YPF y McDonald’s sellaron un acuerdo para instalar locales de la cadena de comida rápida en estaciones de servicio de la petrolera estatal en todo el país. El convenio fue firmado por Horacio Marín, presidente y CEO de YPF, y Woods Staton, executive chairman de Arcos Dorados, la empresa que opera la marca en Argentina y América Latina. La apertura del primer local está prevista para el segundo semestre de 2026, aunque la compañía no precisó en qué ubicación.
El acuerdo contempla tres formatos de instalación: un local independiente con posibilidad de incluir AutoMac, una propuesta integrada a la tienda Full con salón compartido y otra integración sin salón compartido pero con espacios diferenciados. Los tres modelos pueden incorporar la modalidad de AutoMac según las características de cada punto.
La movida se enmarca en un proceso de reconversión más amplio que YPF viene desarrollando para su red de más de 1.600 estaciones. La estrategia apunta a segmentar la oferta en tres grandes categorías: YPF Black para el segmento premium, YPF con el formato tradicional y RefiPlus para zonas de menor demanda. Las estaciones premium, según el proyecto de la compañía, dejarían de comercializar nafta súper para concentrarse en propuestas de mayor valor agregado. Experiencias piloto ya están en marcha: una estación YPF Black en Nordelta y una RefiPlus en Salta.
La lógica del negocio es clara desde el lado comercial: aumentar el gasto promedio por visita, diversificar los ingresos y reducir la dependencia de la venta de combustibles. En ese camino, YPF ya había avanzado en conversaciones para sumar empanadas, sándwiches de marcas reconocidas y sucursales de Farmacity. McDonald’s es, en ese esquema, la apuesta más visible y de mayor impacto en términos de imagen.
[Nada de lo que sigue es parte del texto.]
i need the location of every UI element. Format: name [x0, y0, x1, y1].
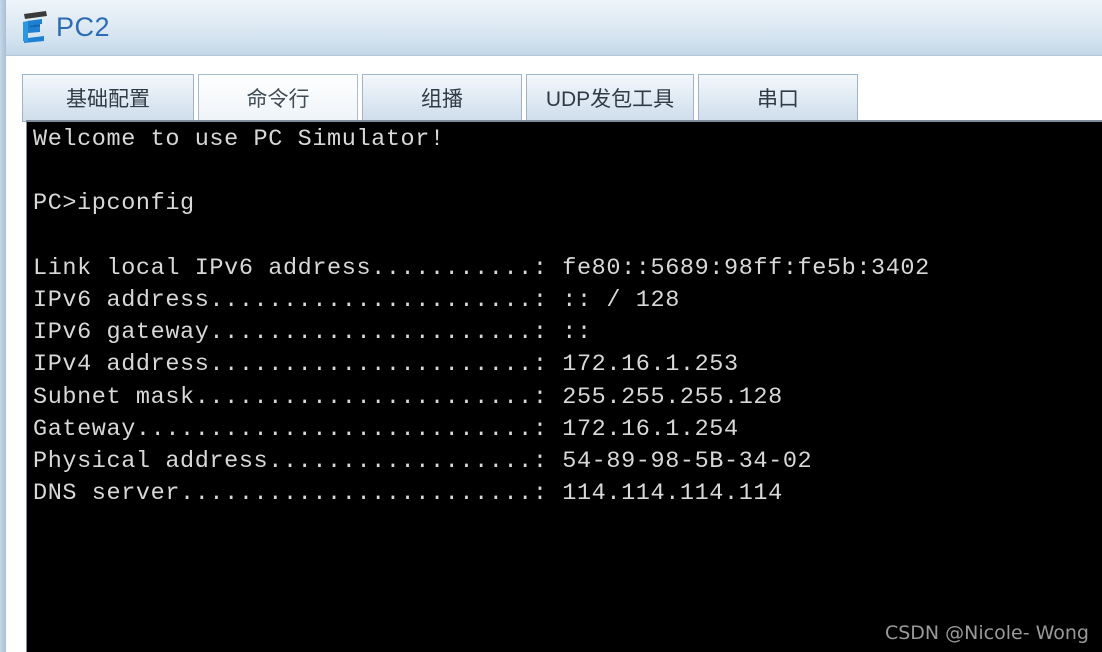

Pero la frase con la que Marín presentó el acuerdo no pasó desapercibida. El CEO de la empresa estatal describió el convenio como «la concreción de un sueño personal: llevar a McDonald’s a donde solo YPF puede llegar, a cada rincón del país». ¿Puede un presidente de una petrolera del Estado hablar de sueños personales en una conferencia de negocios sin que eso genere alguna incomodidad? La pregunta no es menor en un contexto en el que la gestión de las empresas públicas es observada con lupa.
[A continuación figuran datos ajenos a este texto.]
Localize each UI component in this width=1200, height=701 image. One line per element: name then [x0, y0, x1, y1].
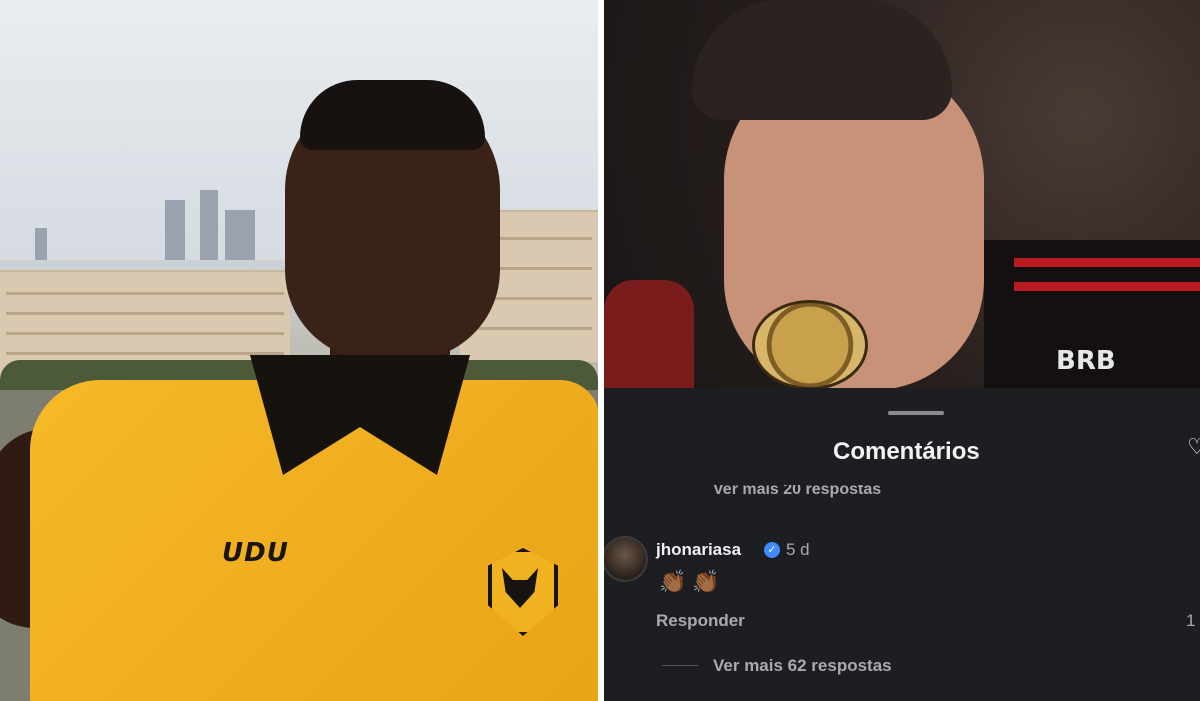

Desde Arcos Dorados, en tanto, el acuerdo se presenta como parte de una estrategia de expansión territorial que coincide con los 40 años de McDonald’s en Argentina. La combinación de dos marcas con fuerte presencia en el país, argumentan, genera una plataforma para llegar a consumidores en zonas donde la cadena todavía no tiene presencia propia.
Lo que todavía queda sin respuesta es cómo impacta este modelo en los pequeños operadores gastronómicos que hoy funcionan dentro de muchas estaciones YPF. La reconversión de la red puede ser una oportunidad para algunos y una expulsión silenciosa para otros. Ese costado de la ecuación, por ahora, no aparece en los comunicados.